Bryant, who is averaging 28.1 points per game and shooting .430 from the field this season, has been held under his numbers versus Dallas. He has scored only 19.7 points per game and shot only .400 in their three matchups this season. Dallas utilizes both Shawn Marion and Jason Kidd to guard him one-on-one. In addition Mavs coach Rick Carlisle will bring double-teams and also utilize a 2-3 zone to eliminate Kobe’s isolations. Look for Carlisle to implement all of these defensive strategies if Kobe plays on Sunday.

Key Stat: Transition Baskets
The Lakers do not score easy baskets. They average only 9.4 points per game on the fast break, which ranks 29th in the NBA.

The Lakers are a team constructed of three star players: Bryant, Gasol and Bynum. With Bryant and Gasol in their 30s and Bynum with knees of an old man, this team is built to be a half-court team. Even though they are a decent defensive team and a great defensive rebounding team, the Lakers are not a fast-breaking team.

This puts incredible pressure on their half-court offense. They are still not comfortable offensively with Brown’s offensive sets and change in offensive philosophy. In the playoffs, when teams lock in on their opponents' set plays and scoring drops off, it is vitally important to get easy baskets. Somehow the Lakers must find some easy buckets off steals, fast breaks and offensive rebounds. Ramon Sessions can be the one player who can push the ball in transition and with his speed and athleticism create some more easy scoring opportunities for this team.

Key Deficiency: Lakers Bench
Can the Lakers win without any support from their bench? Their bench is currently ranked 28th in the NBA with a point differential of minus-7.7. The Lakers get very little production from Steve Blake, Andrew Goudelock, Matt Barnes, Troy Murphy or Jordan Hill. Those five players combine for an average of 25 points per game.

The Lakers do not have one player off their bench who is capable of scoring in double figures. When assessing their chances of winning in the playoffs, one must look at their lack of bench and wonder if they have any chance of winning more than one playoff series.

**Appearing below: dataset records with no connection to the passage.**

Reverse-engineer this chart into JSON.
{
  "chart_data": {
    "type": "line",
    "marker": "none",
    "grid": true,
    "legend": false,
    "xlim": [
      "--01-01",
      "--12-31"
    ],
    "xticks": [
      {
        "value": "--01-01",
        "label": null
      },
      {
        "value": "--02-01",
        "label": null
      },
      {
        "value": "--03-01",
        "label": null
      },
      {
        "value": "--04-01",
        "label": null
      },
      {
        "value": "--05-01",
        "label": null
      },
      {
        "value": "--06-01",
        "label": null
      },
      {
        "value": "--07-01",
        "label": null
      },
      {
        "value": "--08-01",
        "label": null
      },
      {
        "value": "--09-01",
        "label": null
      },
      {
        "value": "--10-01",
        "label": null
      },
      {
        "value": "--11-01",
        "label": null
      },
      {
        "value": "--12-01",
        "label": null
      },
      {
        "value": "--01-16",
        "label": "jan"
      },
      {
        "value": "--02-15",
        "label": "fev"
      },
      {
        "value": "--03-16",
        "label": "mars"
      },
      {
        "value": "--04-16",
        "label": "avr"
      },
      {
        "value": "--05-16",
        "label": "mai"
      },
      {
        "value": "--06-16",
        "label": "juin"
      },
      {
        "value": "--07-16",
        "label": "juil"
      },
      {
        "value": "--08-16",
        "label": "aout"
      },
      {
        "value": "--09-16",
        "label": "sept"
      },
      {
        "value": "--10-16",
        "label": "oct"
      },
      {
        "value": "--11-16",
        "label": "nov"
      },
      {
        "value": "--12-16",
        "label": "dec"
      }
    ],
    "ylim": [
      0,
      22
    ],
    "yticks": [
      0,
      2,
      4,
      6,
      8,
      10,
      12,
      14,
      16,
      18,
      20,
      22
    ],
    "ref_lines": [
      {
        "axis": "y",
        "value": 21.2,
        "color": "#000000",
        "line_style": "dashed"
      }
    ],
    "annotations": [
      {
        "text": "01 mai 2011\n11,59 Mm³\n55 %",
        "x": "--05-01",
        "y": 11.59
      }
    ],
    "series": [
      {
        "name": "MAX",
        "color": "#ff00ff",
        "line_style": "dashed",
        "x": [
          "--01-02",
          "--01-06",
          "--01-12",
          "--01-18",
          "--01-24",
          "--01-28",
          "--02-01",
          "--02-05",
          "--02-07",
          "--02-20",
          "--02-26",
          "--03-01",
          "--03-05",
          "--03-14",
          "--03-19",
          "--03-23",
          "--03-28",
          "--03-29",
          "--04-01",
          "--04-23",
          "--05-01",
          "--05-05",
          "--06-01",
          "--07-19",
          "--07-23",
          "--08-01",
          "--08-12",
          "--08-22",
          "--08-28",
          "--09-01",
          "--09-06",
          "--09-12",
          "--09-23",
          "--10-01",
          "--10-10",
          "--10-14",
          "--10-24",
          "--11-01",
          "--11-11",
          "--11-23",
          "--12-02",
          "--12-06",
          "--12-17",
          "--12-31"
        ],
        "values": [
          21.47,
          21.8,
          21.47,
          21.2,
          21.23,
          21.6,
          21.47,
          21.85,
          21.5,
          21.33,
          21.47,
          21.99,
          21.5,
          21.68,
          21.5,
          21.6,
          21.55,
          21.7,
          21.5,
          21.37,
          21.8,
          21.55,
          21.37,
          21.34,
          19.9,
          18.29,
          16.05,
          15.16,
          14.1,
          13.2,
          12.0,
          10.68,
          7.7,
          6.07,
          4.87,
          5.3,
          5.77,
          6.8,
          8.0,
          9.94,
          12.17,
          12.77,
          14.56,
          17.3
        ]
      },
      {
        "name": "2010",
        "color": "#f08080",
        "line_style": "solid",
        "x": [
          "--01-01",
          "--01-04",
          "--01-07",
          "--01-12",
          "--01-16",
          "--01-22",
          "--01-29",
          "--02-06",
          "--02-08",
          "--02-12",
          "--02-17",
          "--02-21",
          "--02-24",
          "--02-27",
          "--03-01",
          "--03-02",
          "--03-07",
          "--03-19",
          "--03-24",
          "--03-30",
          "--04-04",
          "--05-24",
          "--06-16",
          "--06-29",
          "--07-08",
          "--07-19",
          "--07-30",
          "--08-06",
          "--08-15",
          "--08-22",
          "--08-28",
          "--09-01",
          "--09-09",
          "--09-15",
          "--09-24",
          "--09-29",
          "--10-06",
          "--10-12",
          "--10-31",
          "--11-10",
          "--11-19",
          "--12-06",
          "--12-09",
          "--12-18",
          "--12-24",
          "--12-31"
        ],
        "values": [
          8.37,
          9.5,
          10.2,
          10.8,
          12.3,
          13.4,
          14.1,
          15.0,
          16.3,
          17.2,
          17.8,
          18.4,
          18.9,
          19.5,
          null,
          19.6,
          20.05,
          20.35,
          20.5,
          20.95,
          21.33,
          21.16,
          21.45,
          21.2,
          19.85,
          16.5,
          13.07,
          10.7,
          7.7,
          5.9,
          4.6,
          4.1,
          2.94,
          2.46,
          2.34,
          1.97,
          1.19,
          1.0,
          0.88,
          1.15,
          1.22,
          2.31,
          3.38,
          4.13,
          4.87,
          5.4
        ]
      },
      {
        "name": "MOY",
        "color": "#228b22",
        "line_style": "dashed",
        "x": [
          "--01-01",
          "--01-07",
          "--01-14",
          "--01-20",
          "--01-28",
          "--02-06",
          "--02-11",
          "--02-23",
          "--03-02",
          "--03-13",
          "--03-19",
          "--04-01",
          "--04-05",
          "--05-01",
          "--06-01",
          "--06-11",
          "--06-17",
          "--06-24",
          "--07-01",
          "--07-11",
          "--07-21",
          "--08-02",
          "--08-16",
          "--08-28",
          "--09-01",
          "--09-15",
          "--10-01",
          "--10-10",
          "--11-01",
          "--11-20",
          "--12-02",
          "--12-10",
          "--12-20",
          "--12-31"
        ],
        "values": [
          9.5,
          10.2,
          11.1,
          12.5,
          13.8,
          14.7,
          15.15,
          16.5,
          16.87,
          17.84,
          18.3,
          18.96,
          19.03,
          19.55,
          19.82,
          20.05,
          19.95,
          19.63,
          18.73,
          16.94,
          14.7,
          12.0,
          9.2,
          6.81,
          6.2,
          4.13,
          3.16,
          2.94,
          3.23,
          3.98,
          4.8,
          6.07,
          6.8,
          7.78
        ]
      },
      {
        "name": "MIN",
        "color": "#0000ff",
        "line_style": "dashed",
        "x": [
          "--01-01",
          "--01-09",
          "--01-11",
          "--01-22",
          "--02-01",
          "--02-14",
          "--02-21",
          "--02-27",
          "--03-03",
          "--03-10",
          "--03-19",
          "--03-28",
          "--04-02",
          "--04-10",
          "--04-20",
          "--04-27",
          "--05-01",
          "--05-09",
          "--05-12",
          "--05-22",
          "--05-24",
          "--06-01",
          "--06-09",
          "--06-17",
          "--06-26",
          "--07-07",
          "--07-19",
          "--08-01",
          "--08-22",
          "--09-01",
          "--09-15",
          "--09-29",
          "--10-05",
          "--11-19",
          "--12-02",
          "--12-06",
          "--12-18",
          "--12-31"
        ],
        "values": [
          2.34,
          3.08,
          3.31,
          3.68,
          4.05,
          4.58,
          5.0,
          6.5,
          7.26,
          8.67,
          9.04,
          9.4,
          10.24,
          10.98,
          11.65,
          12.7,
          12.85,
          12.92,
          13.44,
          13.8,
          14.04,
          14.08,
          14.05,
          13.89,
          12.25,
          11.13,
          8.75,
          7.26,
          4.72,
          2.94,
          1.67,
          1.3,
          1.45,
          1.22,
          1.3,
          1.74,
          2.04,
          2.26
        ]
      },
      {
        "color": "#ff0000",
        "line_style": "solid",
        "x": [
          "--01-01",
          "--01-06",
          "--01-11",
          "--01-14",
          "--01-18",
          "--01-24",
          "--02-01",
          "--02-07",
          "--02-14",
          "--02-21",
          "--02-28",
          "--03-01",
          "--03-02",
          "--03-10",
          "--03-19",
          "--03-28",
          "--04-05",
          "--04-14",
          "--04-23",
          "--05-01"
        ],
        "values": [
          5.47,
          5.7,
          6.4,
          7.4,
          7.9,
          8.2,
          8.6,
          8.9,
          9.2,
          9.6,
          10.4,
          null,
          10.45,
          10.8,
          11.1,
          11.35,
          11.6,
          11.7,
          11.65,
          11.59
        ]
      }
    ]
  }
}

If the standings were to stay as they are today, the Lakers would face the Mavs or possibly the Spurs in the second round. The Lakers would have all types of problems with San Antonio. The Spurs have the No. 1 bench in the NBA with a plus-12.8 differential and would be a very difficult team to defeat in a seven-game series. The Lakers must make some shrewd moves in the offseason to not only improve their starting lineup but also their bench.